Streetprint Manila is a research project that is part of a larger research endeavour called “Six Continents and Between”. Initiated by Prof. Gary Kelly of the University of Alberta, 6CAB seeks to investigate popular print culture across various geographical, sociocultural, and ethnolinguistic contexts. More specifically, it aims to look at reading patterns and preferences of the Filipino Everyman, or those whom we would largely consider members of the “masa” class.

Alternative Canons

It is easy, and perhaps even convenient, to dismiss Philippine literature as minor or juvenile, especially when viewed against dominant literary traditions of the West, whose cultural capital remain undisputable even in a post-imperial world. The development of the Philippine literary tradition has always been chronotopically postcolonial, that is, it is a tradition that has always reflected the constant tension, negotiation, and struggle against superimposed structures of its time, which in this case would be the colonialism and cultural domination of the West. In a very real sense, the colonial struggle now extends in world literature as a West-vs.-Other divide. In her book Other Asias, Gayatri Spivak talks about the need to pluralize this notion of “Other” through critical regionalism, expanding on Edward Said’s view on Orientalism to accommodate the various geographic, cultural, and social epistemes that comprise our conception of “Asia”. The Asia in Spivak’s mind is not one but many, an Asia both Self and Othered. These “Other Asias” must always contend with the “invisible hand” of the hegemonic, colonial, and Western tradition that is the undeniable and immutable center of all postcolonial dynamics. In short, Spivak notes that a pluralized vision of Asia, one that is borne out of a critical regionalism, is one that transcends the understanding of Asia as “simply a matter of imaginative geography, but also of discontinuous epistemes” (8).

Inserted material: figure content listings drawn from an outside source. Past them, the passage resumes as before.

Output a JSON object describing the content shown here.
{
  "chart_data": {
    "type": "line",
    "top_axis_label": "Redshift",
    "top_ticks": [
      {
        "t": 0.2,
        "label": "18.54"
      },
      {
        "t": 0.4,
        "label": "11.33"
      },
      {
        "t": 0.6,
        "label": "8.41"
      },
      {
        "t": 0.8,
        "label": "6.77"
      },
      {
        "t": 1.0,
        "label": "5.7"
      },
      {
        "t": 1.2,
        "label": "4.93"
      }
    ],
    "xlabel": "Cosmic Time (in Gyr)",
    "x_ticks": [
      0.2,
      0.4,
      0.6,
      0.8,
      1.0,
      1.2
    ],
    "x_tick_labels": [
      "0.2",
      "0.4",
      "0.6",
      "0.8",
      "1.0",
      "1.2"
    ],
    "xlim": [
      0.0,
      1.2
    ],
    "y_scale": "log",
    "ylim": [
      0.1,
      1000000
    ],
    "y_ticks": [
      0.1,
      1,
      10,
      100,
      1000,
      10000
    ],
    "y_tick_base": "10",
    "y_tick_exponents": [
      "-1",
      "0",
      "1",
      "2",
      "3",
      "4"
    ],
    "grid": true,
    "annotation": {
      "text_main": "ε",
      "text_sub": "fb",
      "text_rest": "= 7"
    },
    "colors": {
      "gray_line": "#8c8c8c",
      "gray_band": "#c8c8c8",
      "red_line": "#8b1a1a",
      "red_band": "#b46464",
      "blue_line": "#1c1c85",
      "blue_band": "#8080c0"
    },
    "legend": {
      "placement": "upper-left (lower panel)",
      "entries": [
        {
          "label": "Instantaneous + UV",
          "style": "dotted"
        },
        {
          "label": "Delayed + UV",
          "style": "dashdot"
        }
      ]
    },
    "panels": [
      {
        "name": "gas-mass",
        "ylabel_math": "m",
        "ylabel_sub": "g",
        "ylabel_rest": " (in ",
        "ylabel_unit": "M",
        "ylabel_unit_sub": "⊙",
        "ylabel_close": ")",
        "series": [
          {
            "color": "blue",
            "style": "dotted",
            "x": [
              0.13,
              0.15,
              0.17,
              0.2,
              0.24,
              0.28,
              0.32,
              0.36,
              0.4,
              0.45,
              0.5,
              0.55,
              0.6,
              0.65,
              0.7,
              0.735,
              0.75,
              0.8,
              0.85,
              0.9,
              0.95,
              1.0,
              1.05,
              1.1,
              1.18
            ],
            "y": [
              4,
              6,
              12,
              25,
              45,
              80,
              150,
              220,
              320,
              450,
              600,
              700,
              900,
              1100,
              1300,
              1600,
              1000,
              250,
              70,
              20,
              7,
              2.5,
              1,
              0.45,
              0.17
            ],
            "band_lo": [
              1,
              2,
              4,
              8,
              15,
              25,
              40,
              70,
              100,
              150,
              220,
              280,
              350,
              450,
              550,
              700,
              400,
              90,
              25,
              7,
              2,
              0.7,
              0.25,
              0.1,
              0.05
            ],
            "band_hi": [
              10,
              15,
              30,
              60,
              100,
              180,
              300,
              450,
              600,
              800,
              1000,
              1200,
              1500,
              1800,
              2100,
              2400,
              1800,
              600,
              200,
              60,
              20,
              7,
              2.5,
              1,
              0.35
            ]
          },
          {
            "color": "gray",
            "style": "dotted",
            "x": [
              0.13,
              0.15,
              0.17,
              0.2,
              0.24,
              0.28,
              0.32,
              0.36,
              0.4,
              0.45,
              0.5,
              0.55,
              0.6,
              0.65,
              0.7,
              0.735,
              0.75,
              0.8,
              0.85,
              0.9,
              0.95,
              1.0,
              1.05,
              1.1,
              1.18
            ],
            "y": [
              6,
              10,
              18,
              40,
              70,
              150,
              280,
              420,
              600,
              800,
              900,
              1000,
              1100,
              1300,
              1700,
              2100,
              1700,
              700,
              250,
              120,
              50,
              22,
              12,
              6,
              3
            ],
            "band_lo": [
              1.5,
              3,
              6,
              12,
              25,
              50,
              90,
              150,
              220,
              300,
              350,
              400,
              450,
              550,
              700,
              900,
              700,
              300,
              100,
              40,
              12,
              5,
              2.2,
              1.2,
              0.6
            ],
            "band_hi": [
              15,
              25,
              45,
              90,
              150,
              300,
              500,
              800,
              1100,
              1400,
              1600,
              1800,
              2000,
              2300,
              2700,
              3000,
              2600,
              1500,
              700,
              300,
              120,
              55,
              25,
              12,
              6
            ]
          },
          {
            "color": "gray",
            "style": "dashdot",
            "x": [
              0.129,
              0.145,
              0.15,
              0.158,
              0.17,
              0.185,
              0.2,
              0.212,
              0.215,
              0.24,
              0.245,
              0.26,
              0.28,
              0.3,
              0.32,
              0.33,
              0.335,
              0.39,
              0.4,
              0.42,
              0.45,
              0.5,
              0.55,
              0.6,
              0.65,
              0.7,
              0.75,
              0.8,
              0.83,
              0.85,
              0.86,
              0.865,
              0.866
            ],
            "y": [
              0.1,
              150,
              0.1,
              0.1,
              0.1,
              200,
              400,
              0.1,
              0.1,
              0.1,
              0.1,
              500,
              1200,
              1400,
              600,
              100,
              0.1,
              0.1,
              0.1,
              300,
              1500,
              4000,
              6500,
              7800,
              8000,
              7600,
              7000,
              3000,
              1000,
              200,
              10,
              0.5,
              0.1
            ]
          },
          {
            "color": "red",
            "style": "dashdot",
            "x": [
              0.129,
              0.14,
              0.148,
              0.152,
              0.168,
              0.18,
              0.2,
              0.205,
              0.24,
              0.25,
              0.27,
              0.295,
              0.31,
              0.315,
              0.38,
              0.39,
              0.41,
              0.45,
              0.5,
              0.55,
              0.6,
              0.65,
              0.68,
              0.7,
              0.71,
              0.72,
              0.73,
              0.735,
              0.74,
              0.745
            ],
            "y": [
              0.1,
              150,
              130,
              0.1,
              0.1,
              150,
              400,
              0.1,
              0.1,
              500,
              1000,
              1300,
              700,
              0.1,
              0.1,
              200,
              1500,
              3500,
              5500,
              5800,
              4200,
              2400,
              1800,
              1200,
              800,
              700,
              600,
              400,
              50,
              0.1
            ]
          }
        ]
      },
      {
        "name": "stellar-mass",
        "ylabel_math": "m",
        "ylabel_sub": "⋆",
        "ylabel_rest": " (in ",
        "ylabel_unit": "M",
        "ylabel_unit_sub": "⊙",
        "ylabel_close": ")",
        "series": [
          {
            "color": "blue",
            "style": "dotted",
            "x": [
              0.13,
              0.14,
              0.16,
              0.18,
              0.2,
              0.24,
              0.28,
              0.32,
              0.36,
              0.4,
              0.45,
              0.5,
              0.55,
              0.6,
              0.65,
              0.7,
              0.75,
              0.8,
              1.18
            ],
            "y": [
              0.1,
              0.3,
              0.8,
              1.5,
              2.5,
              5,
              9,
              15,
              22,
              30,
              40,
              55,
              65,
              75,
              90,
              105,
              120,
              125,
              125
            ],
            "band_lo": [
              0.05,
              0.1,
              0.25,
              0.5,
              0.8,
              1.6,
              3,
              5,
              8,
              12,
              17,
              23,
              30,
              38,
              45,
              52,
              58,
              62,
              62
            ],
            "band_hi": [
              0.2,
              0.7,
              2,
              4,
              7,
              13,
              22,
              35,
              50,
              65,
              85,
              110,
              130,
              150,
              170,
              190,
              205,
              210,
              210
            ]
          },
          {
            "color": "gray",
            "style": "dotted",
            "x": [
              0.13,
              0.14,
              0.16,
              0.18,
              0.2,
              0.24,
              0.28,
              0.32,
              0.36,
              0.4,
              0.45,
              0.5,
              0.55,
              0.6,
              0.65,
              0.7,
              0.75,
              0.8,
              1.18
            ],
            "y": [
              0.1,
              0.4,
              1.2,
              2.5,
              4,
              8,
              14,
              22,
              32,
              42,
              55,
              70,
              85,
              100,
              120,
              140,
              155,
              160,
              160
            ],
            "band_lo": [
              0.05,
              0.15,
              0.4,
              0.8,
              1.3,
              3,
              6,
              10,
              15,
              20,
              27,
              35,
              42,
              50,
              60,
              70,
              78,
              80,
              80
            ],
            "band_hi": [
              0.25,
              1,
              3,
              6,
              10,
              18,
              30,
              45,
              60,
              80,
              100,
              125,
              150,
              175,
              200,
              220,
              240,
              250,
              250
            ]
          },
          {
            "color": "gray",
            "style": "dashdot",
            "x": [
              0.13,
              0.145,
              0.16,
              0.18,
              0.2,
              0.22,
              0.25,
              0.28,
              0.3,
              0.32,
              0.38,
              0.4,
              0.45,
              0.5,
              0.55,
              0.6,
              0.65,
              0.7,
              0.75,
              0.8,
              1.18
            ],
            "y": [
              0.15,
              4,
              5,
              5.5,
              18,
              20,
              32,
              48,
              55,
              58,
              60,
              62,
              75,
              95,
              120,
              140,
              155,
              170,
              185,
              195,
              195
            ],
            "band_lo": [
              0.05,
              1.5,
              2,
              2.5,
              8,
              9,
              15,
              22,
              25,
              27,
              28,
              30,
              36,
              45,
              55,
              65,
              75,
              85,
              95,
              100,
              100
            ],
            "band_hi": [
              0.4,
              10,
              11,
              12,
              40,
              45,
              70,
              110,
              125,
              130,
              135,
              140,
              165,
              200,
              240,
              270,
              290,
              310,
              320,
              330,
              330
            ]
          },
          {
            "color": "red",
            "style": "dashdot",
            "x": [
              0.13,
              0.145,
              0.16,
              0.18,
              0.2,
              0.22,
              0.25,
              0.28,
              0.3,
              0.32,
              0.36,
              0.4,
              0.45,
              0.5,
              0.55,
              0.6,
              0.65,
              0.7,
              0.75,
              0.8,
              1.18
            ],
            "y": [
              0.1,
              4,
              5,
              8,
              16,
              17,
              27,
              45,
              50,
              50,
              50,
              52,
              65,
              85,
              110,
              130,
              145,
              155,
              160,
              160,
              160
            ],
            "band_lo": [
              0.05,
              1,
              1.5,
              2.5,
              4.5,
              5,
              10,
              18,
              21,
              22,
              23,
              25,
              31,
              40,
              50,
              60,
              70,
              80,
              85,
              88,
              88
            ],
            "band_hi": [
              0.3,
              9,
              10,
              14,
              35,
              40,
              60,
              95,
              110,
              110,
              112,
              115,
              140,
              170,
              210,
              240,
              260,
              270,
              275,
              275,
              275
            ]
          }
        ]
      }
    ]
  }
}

Following Spivak’s critique of a singularized view of Asia, perhaps it would be profitable to view these multiple canons of literature and identity as also being “regional”, not necessarily in a spatial sense (though to some extent it is that too) but in a sociocultural sense. As Spivak’s critical regionalism is an affirmation of the “negotiable multiplicity” of the fragmented postcolonial landscape, so too can we view the national identity as represented in literature as varied, fluid, and dynamic: the product of contestations against hegemony. Spivak’s concept of a critical regionalism can help us understand that the development of a representative literature, created through dialectic processes of struggle, deterritorializations, subversions, and negotiations, is always going to be an agonistic process. In the case of a postcolonial literature such as the Philippines’, it is even more difficult given the essential physical and social fragmentations that contextualize its historicity. Looking at such literatures necessitate looking beyond the geopolitics of the discourse; indeed, more than just a critical regionalism, perhaps what we need is a critical cultural regionalism, a prismatic lens with which to view the fragmented entity of a Filipino nation. This necessitates a paradigm shift insofar as traditional modes of national identity and its representation in literature are concerned, since such modes highlight singularity and absolutism. In reality, nations, identities, and literatures are multiple, dynamic, and unfixed—and perhaps it is more exciting and accurate to view them in such a way.